The game isn’t all about gunning down waves of enemies though, as you’ll have to solve number of puzzles in order to continue along your journey.  In the demo I played, I came across a gate that could only be opened by flipping a number of switches.  It was here that I came across Velocity 2X’s most notable addition.  On top of a solid top-down shooter, the game goes the extra mile by introducing 2D side scrolling sections that take the player outside of their ship, making the whole thing feel like a cross between Ikuagra and Metroid.

As the teleportation mechanic also comes into play when you’re outside of the ship, the platforming has more of a puzzle focus than the typical side scrolling shooter.  Using a gameplay style similar to the trial and error physics mechanics of Angry Birds, the player can use the Vita’s touch controls to throw a teleportation beacon. This device is not only used to zip around the environment and avoid obstacles, but also to defeat enemies.

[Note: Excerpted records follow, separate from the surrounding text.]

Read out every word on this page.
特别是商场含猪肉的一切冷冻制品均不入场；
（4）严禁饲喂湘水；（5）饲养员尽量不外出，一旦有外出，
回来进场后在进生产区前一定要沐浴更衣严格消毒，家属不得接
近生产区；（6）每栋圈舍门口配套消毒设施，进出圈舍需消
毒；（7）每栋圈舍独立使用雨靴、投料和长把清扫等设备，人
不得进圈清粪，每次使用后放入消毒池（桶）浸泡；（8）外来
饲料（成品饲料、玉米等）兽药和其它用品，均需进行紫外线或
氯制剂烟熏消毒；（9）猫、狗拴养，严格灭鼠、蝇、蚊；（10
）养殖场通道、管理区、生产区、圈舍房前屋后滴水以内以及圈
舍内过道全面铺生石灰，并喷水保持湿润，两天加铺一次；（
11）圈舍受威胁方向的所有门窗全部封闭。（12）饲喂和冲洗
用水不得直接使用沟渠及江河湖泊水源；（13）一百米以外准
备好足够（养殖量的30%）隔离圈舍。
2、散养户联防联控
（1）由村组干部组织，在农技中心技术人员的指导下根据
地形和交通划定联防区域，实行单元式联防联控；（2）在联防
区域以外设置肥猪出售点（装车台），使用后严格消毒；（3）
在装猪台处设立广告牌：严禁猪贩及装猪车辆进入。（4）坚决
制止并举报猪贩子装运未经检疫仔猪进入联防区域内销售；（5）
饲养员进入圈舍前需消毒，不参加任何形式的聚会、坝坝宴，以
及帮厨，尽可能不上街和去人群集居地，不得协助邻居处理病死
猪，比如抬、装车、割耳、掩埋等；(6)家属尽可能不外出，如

In my hunt for the remaining switches, I came across an enemy that could only be damaged from behind, requiring me to use the teleportation beacon to flank him and shoot him in the back.  Though not as frantic as the main sections, it keeps the games focus on reactions and elevates it beyond a simple run and gun platformer.   It’s also a testament to the clever level design and power of the teleportation device in that I was able to manoeuvre past an obstacle in a way that seemed to come as a surprise to the team around me, sneakily bouncing the device off of the walls rather than jumping up on the platforms as was intended.

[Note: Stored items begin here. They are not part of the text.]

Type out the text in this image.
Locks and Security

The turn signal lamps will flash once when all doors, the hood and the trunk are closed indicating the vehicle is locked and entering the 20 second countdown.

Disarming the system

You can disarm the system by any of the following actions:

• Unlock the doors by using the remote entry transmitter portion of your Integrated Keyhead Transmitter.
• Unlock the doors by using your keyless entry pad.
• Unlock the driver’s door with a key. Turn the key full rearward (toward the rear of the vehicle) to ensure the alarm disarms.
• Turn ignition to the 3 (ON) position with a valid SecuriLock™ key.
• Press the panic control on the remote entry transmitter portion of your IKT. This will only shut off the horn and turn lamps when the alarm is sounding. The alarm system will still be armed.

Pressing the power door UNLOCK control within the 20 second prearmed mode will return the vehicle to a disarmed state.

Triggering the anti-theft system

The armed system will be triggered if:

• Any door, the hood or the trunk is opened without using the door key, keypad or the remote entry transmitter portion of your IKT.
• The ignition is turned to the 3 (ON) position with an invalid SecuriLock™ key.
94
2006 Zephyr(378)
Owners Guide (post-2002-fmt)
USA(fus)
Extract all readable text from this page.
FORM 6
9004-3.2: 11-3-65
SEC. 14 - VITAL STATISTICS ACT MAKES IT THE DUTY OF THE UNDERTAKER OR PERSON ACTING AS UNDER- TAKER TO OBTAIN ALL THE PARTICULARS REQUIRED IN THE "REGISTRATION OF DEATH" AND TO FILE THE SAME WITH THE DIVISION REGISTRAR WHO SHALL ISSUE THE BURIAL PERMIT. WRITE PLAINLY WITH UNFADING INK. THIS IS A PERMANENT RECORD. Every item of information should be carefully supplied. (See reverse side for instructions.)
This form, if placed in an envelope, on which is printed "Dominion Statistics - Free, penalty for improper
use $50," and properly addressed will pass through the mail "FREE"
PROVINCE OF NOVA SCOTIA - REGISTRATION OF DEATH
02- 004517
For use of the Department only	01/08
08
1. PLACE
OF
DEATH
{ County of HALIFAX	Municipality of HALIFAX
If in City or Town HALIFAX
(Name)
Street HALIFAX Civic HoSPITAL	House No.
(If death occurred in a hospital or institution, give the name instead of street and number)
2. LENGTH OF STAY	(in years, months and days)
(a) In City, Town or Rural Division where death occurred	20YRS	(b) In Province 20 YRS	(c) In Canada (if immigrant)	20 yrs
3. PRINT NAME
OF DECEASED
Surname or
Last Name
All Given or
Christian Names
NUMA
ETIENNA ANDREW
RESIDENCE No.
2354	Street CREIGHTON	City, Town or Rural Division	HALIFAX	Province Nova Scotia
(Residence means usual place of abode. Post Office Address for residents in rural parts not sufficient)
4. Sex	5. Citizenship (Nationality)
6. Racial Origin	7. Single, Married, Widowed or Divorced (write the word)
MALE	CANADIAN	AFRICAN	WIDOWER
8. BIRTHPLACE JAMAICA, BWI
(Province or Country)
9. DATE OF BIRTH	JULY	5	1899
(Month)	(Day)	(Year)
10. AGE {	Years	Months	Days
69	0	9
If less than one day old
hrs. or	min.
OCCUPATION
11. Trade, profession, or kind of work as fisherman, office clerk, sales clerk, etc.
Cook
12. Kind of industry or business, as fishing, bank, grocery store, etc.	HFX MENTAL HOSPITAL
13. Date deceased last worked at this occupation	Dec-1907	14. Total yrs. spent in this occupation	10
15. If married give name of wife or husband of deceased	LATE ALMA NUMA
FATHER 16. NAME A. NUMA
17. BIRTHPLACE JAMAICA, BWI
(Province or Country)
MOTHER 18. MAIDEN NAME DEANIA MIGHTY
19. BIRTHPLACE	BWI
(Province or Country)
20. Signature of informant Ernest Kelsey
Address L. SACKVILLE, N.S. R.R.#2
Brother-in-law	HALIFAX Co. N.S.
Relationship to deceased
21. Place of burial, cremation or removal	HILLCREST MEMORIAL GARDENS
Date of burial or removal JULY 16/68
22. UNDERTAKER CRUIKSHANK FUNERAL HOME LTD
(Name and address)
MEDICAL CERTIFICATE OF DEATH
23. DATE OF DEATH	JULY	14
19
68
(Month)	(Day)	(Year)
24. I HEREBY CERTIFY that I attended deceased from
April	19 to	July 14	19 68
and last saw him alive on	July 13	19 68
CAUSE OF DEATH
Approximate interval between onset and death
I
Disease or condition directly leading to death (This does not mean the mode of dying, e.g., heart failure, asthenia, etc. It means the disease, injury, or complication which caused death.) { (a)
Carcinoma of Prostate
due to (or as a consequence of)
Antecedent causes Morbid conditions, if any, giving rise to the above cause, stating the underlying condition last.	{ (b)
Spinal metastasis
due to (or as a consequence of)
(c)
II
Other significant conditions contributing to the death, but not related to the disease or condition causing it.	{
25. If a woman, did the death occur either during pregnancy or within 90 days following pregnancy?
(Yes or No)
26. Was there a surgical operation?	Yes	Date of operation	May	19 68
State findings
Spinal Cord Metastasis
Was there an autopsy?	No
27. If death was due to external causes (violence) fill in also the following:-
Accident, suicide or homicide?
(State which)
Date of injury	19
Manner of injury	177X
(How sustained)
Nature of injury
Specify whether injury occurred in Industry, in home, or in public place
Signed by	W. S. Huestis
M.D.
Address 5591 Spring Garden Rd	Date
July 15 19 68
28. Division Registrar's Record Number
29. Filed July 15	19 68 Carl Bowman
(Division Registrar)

Completely rebuilt from the ground up, everything in Velocity 2X feels like it has stepped up its game; from the unique gameplay additions to the absolutely gorgeous art direction that injects an excellent use of colour and brings the sci-fi world to life.  For a long time the Vita has struggled, desperately trying to find a break out title that makes it a must own system and while I don’t think we’re there yet, Velocity 2X is the best case I’ve seen put forward so far.